Blog: Analysis: Microsoft-Yahoo search deal
After failing to buy Yahoo outright a year ago, Microsoft has now announced a search and advertising partnership with its former online rival. It’s an important deal, and not just for advertisers.
Poor Yahoo shareholders. They could have pocketed a cool $44.6bn, or $33 a share, when Microsoft offered to buy Yahoo outright.
Eighteen months on, the shares are trading at just under $16 and they have to make do with the promise that Microsoft will help Yahoo to survive and grow by providing a better search, and thus a better advertising platform
This is not a partnership of love, but necessity. A year ago, I called the proposed Yahoo-Microsoft merger a shotgun wedding, with Google holding the shotgun.
Since then, Google has upgraded its weaponry and extended its lead in search advertising, the one online business model that truly works.

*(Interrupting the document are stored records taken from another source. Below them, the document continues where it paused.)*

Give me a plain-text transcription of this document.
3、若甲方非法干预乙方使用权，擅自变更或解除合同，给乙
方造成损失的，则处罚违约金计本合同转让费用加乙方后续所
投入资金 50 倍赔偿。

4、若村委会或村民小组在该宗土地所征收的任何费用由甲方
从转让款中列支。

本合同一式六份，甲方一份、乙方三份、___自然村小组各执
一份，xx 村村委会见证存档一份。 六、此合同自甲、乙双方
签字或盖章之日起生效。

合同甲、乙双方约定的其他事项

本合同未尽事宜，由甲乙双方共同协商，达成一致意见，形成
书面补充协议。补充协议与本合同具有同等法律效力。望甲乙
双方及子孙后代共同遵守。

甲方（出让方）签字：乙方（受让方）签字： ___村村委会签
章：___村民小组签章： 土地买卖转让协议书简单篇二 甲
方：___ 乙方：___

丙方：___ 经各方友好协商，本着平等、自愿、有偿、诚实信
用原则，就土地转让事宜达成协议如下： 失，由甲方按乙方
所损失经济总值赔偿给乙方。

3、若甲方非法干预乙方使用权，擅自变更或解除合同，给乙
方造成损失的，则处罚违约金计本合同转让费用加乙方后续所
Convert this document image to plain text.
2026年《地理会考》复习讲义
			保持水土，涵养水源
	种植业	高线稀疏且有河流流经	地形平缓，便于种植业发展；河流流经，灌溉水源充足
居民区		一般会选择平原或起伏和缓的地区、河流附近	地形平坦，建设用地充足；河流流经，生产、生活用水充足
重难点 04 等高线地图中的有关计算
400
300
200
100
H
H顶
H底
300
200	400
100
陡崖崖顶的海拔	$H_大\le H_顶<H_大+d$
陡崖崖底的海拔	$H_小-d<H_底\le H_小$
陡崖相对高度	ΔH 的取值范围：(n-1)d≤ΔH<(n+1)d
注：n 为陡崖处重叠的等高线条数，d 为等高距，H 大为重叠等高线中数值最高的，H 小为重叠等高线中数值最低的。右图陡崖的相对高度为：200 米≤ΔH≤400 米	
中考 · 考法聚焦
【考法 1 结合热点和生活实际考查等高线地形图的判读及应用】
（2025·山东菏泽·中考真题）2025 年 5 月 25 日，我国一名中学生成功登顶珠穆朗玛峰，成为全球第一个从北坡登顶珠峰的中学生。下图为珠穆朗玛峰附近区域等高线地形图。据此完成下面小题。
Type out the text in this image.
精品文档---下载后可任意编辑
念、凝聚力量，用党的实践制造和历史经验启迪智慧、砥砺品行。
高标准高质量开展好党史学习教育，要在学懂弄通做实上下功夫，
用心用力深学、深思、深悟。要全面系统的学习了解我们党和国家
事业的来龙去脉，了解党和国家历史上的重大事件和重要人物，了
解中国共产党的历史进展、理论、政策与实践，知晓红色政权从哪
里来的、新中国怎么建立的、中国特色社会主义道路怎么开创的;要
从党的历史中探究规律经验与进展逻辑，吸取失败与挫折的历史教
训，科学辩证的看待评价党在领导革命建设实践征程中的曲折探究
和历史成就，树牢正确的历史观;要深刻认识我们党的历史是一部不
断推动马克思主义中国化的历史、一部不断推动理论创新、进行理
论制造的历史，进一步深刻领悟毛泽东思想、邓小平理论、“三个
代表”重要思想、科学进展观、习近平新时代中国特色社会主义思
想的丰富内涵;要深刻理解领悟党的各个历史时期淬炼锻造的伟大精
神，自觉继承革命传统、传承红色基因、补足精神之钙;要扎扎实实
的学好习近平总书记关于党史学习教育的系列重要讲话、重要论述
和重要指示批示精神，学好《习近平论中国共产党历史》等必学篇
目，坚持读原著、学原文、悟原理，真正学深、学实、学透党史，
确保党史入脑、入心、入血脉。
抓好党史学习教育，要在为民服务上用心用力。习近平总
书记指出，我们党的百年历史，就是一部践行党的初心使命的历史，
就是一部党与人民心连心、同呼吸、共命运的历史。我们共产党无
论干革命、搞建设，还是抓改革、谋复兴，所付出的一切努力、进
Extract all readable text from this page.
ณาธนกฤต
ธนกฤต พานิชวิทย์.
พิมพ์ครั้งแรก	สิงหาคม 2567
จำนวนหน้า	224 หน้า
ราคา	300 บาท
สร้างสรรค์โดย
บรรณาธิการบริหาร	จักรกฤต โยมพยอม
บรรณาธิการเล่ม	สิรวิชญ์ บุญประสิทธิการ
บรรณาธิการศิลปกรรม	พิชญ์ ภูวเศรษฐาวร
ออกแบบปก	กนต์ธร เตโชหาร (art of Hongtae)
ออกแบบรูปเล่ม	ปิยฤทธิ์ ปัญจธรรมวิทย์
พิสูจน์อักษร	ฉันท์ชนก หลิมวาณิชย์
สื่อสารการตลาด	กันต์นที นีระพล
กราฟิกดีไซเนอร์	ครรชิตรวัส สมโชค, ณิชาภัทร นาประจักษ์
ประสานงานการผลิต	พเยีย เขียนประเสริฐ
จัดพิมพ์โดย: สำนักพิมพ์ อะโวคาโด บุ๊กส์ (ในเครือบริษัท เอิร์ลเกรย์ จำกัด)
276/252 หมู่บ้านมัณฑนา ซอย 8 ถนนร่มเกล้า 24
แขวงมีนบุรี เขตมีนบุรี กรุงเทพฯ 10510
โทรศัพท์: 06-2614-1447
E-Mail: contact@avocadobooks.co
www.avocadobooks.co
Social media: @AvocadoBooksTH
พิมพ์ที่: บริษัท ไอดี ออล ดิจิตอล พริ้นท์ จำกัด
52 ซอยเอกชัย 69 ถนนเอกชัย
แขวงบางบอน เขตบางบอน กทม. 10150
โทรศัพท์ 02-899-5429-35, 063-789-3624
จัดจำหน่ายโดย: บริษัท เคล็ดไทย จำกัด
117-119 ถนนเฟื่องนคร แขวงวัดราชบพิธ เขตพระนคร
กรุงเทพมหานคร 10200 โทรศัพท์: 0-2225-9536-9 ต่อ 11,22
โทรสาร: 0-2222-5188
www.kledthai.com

For Yahoo and Microsoft, Google is the enemy who – Harry Potter style – must-not-be-named. During their 45 minute conference call neither Ms Bartz nor Microsoft boss Steve Ballmer used the word Google even once.
Instead they spoke of becoming “a strong number two competitor in the market” and the need to create a credible alternative for advertisers.
Indeed, advertisers will only be too happy to bolster the Microsoft-Yahoo partnership. Whether small online retailers or advertising giants like WPP, many were worried about Google’s near-monopoly in the search advertising market.
Competition will not only keep Google on its toes, but should help to control prices as well.